Main content area

AEF1/MPR25 is implicated in RNA editing of plastid atpF and mitochondrial nad5, and also promotes atpF splicing in Arabidopsis and rice

Yap, Aaron, Kindgren, Peter, Colas des Francs‐Small, Catherine, Kazama, Tomohiko, Tanz, Sandra K., Toriyama, Kinya, Small, Ian
The plant journal 2015 v.81 no.5 pp. 661-669
Arabidopsis, H+/K+-exchanging ATPase, H-transporting ATP synthase, RNA editing, bioinformatics, chloroplasts, exons, messenger RNA, mutants, mutation, nucleotides, prediction, proteins, rice, uridine
RNA editing is an essential mechanism that modifies target cytidines to uridine in both mitochondrial and plastid mRNA. Target sites are recognized by pentatricopeptide repeat (PPR) proteins.
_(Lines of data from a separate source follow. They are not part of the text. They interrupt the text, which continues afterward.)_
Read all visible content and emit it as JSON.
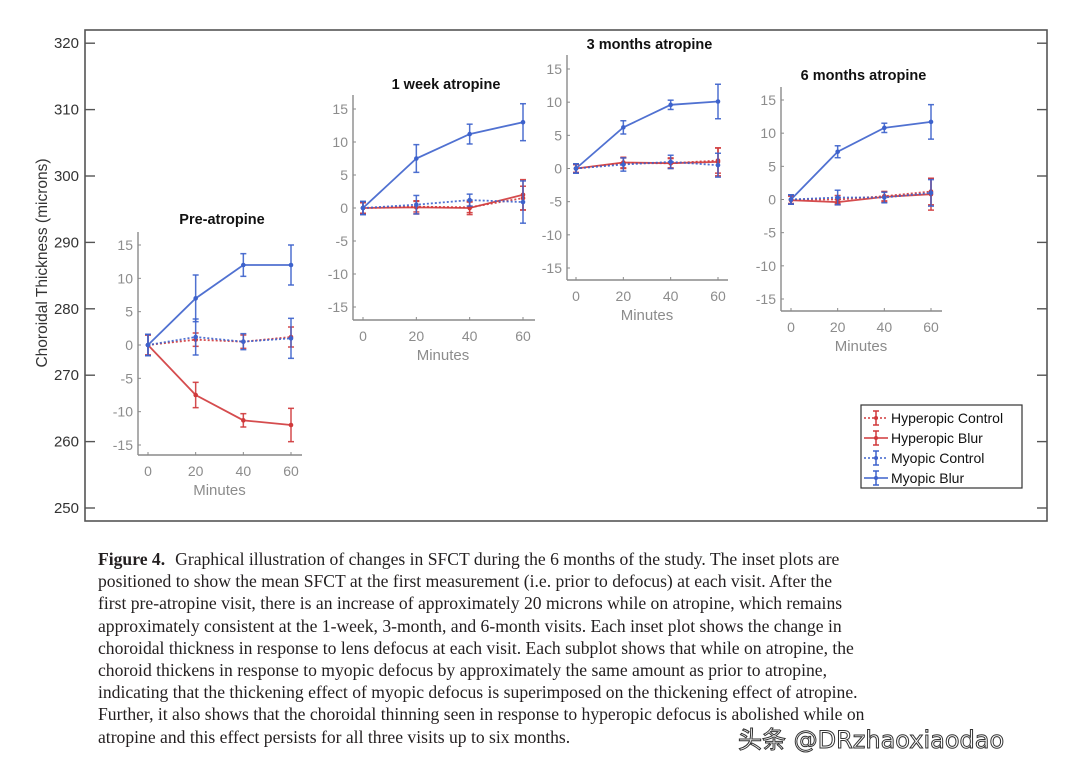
{
  "chart_data": {
    "type": "line",
    "main_axis": {
      "ylabel": "Choroidal Thickness (microns)",
      "ylim": [
        250,
        320
      ],
      "yticks": [
        "250",
        "260",
        "270",
        "280",
        "290",
        "300",
        "310",
        "320"
      ]
    },
    "legend": {
      "placement": "bottom-right",
      "entries": [
        "Hyperopic Control",
        "Hyperopic Blur",
        "Myopic Control",
        "Myopic Blur"
      ]
    },
    "colors": {
      "red": "#d0393b",
      "blue": "#3d62cc",
      "axis": "#8a8a8a",
      "frame": "#555555"
    },
    "panels": [
      {
        "title": "Pre-atropine",
        "baseline_sfct": 274,
        "xlabel": "Minutes",
        "x": [
          0,
          20,
          40,
          60
        ],
        "xticks": [
          "0",
          "20",
          "40",
          "60"
        ],
        "ylim": [
          -17,
          17
        ],
        "yticks": [
          "15",
          "10",
          "5",
          "0",
          "-5",
          "-10",
          "-15"
        ],
        "series": [
          {
            "name": "Hyperopic Control",
            "values": [
              0,
              0.8,
              0.5,
              1.2
            ],
            "err": [
              1.5,
              1.0,
              1.0,
              1.5
            ]
          },
          {
            "name": "Hyperopic Blur",
            "values": [
              0,
              -7.5,
              -11.3,
              -12
            ],
            "err": [
              1.5,
              1.9,
              1.0,
              2.5
            ]
          },
          {
            "name": "Myopic Control",
            "values": [
              0,
              1.2,
              0.5,
              1.0
            ],
            "err": [
              1.6,
              2.7,
              1.2,
              3.0
            ]
          },
          {
            "name": "Myopic Blur",
            "values": [
              0,
              7,
              12,
              12
            ],
            "err": [
              1.6,
              3.5,
              1.7,
              3.0
            ]
          }
        ]
      },
      {
        "title": "1 week atropine",
        "baseline_sfct": 294,
        "xlabel": "Minutes",
        "x": [
          0,
          20,
          40,
          60
        ],
        "xticks": [
          "0",
          "20",
          "40",
          "60"
        ],
        "ylim": [
          -17,
          17
        ],
        "yticks": [
          "15",
          "10",
          "5",
          "0",
          "-5",
          "-10",
          "-15"
        ],
        "series": [
          {
            "name": "Hyperopic Control",
            "values": [
              0,
              0.2,
              0.1,
              1.5
            ],
            "err": [
              0.8,
              0.8,
              0.8,
              1.8
            ]
          },
          {
            "name": "Hyperopic Blur",
            "values": [
              0,
              0.1,
              0,
              2
            ],
            "err": [
              0.8,
              1.0,
              1.0,
              2.3
            ]
          },
          {
            "name": "Myopic Control",
            "values": [
              0,
              0.5,
              1.2,
              0.9
            ],
            "err": [
              1.0,
              1.4,
              0.9,
              3.2
            ]
          },
          {
            "name": "Myopic Blur",
            "values": [
              0,
              7.5,
              11.2,
              13
            ],
            "err": [
              1.0,
              2.1,
              1.5,
              2.8
            ]
          }
        ]
      },
      {
        "title": "3 months atropine",
        "baseline_sfct": 300,
        "xlabel": "Minutes",
        "x": [
          0,
          20,
          40,
          60
        ],
        "xticks": [
          "0",
          "20",
          "40",
          "60"
        ],
        "ylim": [
          -17,
          17
        ],
        "yticks": [
          "15",
          "10",
          "5",
          "0",
          "-5",
          "-10",
          "-15"
        ],
        "series": [
          {
            "name": "Hyperopic Control",
            "values": [
              0,
              0.8,
              0.8,
              1.2
            ],
            "err": [
              0.6,
              0.8,
              0.7,
              1.9
            ]
          },
          {
            "name": "Hyperopic Blur",
            "values": [
              0,
              0.9,
              0.8,
              1.0
            ],
            "err": [
              0.6,
              0.8,
              0.8,
              2.1
            ]
          },
          {
            "name": "Myopic Control",
            "values": [
              0,
              0.6,
              1.0,
              0.5
            ],
            "err": [
              0.7,
              1.0,
              1.0,
              1.8
            ]
          },
          {
            "name": "Myopic Blur",
            "values": [
              0,
              6.2,
              9.6,
              10.1
            ],
            "err": [
              0.7,
              1.0,
              0.7,
              2.6
            ]
          }
        ]
      },
      {
        "title": "6 months atropine",
        "baseline_sfct": 296,
        "xlabel": "Minutes",
        "x": [
          0,
          20,
          40,
          60
        ],
        "xticks": [
          "0",
          "20",
          "40",
          "60"
        ],
        "ylim": [
          -17,
          17
        ],
        "yticks": [
          "15",
          "10",
          "5",
          "0",
          "-5",
          "-10",
          "-15"
        ],
        "series": [
          {
            "name": "Hyperopic Control",
            "values": [
              0,
              0,
              0.5,
              1.2
            ],
            "err": [
              0.6,
              0.6,
              0.7,
              2.0
            ]
          },
          {
            "name": "Hyperopic Blur",
            "values": [
              -0.1,
              -0.4,
              0.4,
              0.8
            ],
            "err": [
              0.6,
              0.4,
              0.8,
              2.4
            ]
          },
          {
            "name": "Myopic Control",
            "values": [
              0,
              0.3,
              0.3,
              1.0
            ],
            "err": [
              0.7,
              1.1,
              0.8,
              2.0
            ]
          },
          {
            "name": "Myopic Blur",
            "values": [
              0,
              7.2,
              10.8,
              11.7
            ],
            "err": [
              0.7,
              0.9,
              0.7,
              2.6
            ]
          }
        ]
      }
    ]
  },
  "caption": {
    "label": "Figure 4.",
    "lines": [
      "Graphical illustration of changes in SFCT during the 6 months of the study. The inset plots are",
      "positioned to show the mean SFCT at the first measurement (i.e. prior to defocus) at each visit. After the",
      "first pre-atropine visit, there is an increase of approximately 20 microns while on atropine, which remains",
      "approximately consistent at the 1-week, 3-month, and 6-month visits. Each inset plot shows the change in",
      "choroidal thickness in response to lens defocus at each visit. Each subplot shows that while on atropine, the",
      "choroid thickens in response to myopic defocus by approximately the same amount as prior to atropine,",
      "indicating that the thickening effect of myopic defocus is superimposed on the thickening effect of atropine.",
      "Further, it also shows that the choroidal thinning seen in response to hyperopic defocus is abolished while on",
      "atropine and this effect persists for all three visits up to six months."
    ]
  },
  "watermark": "头条 @DRzhaoxiaodao"
}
Using bioinformatics predictions based on the code describing sequence recognition by PPR proteins, we have identified an Arabidopsis editing factor required for editing of atpF in plastids. A loss‐of‐function mutation in ATPF EDITING FACTOR 1 (AEF1, AT3G22150) results in severe variegation, presumably due to decreased plastid ATP synthase levels. Loss of editing at the atpF site is coupled with a large decrease in splicing of the atpF transcript, even though the editing site is within an exon and 53 nucleotides distant from the splice site. The rice orthologue of AEF1, MPR25, has been reported to be required for editing of a site in mitochondrial nad5 transcripts, and we confirm that editing of the same site is affected in the Arabidopsis aef1 mutant. We also show that splicing of chloroplast atpF transcripts is affected in the rice mpr25 mutant. AEF1 is thus highly unusual for an RNA editing specificity factor in that it has functions in both organelles.